Soni: Can you help us in writing our resume? What should we do and what should we write and what shouldn't we write?
PaulBodine2008: You should omit the objective line and cut out most of the technical language.
Focus instead on bullets that show your impact and quantify it.
The bullets themselves should be "mini-accomplishments," not descriptions of job duties.
Make sure your resume supports both the themes and the specific examples you're presenting in your essays and recommendation letters.
You want every part of the application to reinforce every other part, while also providing new information not available elsewhere.
TheOsho: Selecting a school based on one's career interests and schools' strong area [say, finance] is how I have selected my target schools.
But is it a good strategy? [I ask] because for example, this way, most applicants to a school known for finance will be the ones wanting to major in finance, and this means more competition as the schools want diversity.
PaulBodine2008: That's an excellent point.
Yours is a good strategy, but to get around the difficulty you just mentioned, you could also add some schools to your short list that are not famously strong in your target field but do have resources to support your goals.
Doing this might enable you to get in as one of its less traditional applicants.
Another strategy would be to apply to well-rounded schools such as Michigan] or Wharton that are so strong in so many different fields that there's no "typical" applicant profile.
FrancescaBW: We have just a few minutes left.

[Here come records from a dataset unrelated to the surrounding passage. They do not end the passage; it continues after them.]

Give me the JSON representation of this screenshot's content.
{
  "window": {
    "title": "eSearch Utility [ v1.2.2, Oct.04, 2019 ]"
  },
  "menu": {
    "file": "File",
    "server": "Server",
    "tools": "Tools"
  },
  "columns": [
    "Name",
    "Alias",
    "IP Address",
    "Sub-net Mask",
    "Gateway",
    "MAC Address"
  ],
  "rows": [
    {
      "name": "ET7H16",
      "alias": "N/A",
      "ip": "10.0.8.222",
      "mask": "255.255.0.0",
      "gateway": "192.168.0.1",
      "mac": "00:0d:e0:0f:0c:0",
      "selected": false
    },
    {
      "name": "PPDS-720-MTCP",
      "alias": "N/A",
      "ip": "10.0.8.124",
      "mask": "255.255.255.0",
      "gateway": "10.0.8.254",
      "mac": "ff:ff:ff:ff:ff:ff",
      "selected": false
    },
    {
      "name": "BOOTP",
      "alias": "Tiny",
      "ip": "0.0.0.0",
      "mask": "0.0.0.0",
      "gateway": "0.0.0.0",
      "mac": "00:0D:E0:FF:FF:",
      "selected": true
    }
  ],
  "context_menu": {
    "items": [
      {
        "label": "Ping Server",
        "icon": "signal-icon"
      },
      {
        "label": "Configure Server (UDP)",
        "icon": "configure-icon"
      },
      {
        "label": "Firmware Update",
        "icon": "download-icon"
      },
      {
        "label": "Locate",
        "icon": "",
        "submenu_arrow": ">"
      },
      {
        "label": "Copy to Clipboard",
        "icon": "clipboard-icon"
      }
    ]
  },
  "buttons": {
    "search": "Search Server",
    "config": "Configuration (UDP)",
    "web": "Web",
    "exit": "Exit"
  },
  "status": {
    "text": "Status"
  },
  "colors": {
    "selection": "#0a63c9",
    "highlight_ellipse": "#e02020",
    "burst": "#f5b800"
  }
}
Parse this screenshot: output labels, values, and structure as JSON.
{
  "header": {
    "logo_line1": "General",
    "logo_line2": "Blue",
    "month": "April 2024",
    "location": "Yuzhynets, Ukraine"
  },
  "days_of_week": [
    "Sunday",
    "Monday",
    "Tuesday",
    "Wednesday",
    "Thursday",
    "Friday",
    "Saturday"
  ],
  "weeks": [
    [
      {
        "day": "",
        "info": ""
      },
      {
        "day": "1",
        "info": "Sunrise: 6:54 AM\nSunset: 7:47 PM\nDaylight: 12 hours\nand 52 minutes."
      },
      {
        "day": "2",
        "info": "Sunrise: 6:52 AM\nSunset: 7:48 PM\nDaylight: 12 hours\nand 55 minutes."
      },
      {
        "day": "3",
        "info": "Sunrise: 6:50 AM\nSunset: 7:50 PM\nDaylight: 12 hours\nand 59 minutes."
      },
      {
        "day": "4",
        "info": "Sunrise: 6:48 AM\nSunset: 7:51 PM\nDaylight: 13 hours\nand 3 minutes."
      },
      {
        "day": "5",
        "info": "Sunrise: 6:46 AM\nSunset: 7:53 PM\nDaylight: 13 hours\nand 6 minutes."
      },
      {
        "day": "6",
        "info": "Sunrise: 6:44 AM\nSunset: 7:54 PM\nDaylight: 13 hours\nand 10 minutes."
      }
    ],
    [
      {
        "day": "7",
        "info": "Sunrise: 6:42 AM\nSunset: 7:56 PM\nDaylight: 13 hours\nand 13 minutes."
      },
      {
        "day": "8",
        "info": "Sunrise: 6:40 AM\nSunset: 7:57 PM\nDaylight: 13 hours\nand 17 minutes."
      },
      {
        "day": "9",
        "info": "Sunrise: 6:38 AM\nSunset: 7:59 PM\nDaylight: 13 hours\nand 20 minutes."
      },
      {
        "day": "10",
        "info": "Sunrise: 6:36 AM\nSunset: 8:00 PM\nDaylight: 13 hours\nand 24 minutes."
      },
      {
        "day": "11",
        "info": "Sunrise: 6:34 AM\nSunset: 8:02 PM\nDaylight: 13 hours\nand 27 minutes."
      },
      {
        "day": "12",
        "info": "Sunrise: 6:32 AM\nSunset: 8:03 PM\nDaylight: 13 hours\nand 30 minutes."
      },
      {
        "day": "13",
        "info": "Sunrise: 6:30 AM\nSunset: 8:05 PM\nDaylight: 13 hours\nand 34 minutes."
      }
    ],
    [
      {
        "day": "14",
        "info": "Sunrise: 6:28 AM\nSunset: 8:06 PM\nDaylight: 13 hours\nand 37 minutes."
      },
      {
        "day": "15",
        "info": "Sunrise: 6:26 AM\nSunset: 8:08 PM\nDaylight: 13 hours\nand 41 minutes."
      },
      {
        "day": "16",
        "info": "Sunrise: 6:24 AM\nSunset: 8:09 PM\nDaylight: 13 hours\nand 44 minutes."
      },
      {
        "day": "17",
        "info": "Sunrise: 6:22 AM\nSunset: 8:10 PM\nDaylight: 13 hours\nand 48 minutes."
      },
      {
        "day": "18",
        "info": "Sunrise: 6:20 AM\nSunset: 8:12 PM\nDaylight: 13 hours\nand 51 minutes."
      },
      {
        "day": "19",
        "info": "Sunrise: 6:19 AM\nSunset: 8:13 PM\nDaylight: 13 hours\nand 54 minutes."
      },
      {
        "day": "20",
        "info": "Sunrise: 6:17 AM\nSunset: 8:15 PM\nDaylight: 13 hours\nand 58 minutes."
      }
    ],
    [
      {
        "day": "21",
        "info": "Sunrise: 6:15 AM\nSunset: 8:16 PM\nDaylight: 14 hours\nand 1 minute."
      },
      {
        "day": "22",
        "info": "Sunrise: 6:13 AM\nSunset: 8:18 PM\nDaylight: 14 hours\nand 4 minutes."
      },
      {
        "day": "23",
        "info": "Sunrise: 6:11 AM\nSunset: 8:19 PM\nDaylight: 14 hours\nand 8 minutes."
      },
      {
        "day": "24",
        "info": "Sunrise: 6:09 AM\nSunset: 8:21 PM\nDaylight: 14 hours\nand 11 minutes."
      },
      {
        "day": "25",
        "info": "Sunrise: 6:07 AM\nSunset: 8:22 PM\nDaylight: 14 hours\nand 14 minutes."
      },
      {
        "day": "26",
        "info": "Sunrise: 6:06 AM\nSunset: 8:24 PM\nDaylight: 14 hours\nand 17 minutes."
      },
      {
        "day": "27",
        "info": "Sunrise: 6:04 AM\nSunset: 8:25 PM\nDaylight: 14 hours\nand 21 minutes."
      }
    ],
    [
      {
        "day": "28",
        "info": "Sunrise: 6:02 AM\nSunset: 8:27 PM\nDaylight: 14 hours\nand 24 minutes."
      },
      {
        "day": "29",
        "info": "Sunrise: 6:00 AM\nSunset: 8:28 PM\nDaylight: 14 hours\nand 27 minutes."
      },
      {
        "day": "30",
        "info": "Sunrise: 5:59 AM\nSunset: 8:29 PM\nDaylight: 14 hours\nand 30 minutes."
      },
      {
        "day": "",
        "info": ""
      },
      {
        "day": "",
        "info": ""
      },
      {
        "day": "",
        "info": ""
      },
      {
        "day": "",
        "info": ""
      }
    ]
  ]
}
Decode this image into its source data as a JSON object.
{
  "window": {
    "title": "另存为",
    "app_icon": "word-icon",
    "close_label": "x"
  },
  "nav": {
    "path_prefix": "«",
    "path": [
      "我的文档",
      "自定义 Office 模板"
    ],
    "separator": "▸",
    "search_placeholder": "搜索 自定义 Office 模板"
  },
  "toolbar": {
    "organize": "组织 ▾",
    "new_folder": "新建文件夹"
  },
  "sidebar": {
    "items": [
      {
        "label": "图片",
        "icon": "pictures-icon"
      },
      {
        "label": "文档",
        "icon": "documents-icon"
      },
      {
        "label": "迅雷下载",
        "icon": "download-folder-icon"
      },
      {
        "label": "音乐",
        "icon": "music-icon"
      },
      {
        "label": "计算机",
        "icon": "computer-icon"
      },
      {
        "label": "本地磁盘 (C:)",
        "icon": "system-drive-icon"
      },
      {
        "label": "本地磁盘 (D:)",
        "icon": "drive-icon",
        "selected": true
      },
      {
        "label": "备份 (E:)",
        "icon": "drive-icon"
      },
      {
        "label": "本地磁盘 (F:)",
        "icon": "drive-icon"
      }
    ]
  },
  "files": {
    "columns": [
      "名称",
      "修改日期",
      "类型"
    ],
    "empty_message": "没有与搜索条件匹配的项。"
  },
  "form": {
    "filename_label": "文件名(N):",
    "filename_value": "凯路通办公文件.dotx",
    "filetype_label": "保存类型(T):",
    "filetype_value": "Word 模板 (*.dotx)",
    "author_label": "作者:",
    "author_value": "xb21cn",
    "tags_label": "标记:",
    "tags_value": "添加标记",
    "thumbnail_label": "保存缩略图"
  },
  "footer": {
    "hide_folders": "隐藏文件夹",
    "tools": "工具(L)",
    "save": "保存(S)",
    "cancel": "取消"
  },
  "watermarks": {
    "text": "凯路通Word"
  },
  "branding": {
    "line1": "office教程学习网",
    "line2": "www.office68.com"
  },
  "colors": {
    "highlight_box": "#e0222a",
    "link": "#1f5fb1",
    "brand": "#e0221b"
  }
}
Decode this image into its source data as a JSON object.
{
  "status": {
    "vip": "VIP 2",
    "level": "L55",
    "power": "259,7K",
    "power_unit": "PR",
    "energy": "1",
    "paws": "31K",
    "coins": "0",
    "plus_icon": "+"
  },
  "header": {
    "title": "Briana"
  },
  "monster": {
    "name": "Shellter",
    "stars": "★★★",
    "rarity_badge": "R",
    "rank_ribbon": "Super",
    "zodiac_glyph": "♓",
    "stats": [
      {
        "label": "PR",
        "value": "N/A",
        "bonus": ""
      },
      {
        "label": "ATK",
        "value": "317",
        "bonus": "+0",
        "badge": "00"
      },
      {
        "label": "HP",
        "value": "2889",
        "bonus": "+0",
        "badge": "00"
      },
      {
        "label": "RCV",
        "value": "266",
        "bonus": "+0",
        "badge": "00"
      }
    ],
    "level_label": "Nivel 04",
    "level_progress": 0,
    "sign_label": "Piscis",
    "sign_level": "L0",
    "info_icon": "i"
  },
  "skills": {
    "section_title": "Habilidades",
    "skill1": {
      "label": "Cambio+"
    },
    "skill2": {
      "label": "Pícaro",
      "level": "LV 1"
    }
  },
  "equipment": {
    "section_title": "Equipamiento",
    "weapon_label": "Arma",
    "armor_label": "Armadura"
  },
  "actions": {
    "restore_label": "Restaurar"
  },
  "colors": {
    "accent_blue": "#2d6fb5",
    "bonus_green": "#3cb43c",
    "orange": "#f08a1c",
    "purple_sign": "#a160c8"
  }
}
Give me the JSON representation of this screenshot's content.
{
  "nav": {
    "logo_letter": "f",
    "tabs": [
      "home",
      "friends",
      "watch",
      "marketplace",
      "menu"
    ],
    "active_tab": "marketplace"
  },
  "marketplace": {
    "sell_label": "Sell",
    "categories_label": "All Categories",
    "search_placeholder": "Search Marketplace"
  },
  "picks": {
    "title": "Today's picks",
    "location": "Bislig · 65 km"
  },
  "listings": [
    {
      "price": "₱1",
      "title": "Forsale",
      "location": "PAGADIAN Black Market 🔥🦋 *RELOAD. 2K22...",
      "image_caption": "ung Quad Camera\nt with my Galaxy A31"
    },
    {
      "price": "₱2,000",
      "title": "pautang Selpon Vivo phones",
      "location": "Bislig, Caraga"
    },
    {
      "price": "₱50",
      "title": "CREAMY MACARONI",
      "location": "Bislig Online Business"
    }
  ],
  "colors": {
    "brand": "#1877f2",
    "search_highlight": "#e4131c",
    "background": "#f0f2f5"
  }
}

Paul, why don't you tell us about your latest book?
PaulBodine2008: Thanks, Francesca, I'd be glad to.
Later this year my book Perfect Phrases for Business School Acceptance will be published by The McGraw-Hill Companies (MHP).
FrancescaBW: We should note that McGraw-Hill is the parent company to BusinessWeek.
PaulBodine2008: The book aims to give applicants examples of effective writing for all of the main essay types and essay sections.
For example, effective paragraph-length examples of challenge essays and goals essays, but also examples of essay introductions, conclusions, and responses to typical interview questions.
The examples are meant to get applicants started writing their own material by showing them how many different ways it's possible to present material effectively.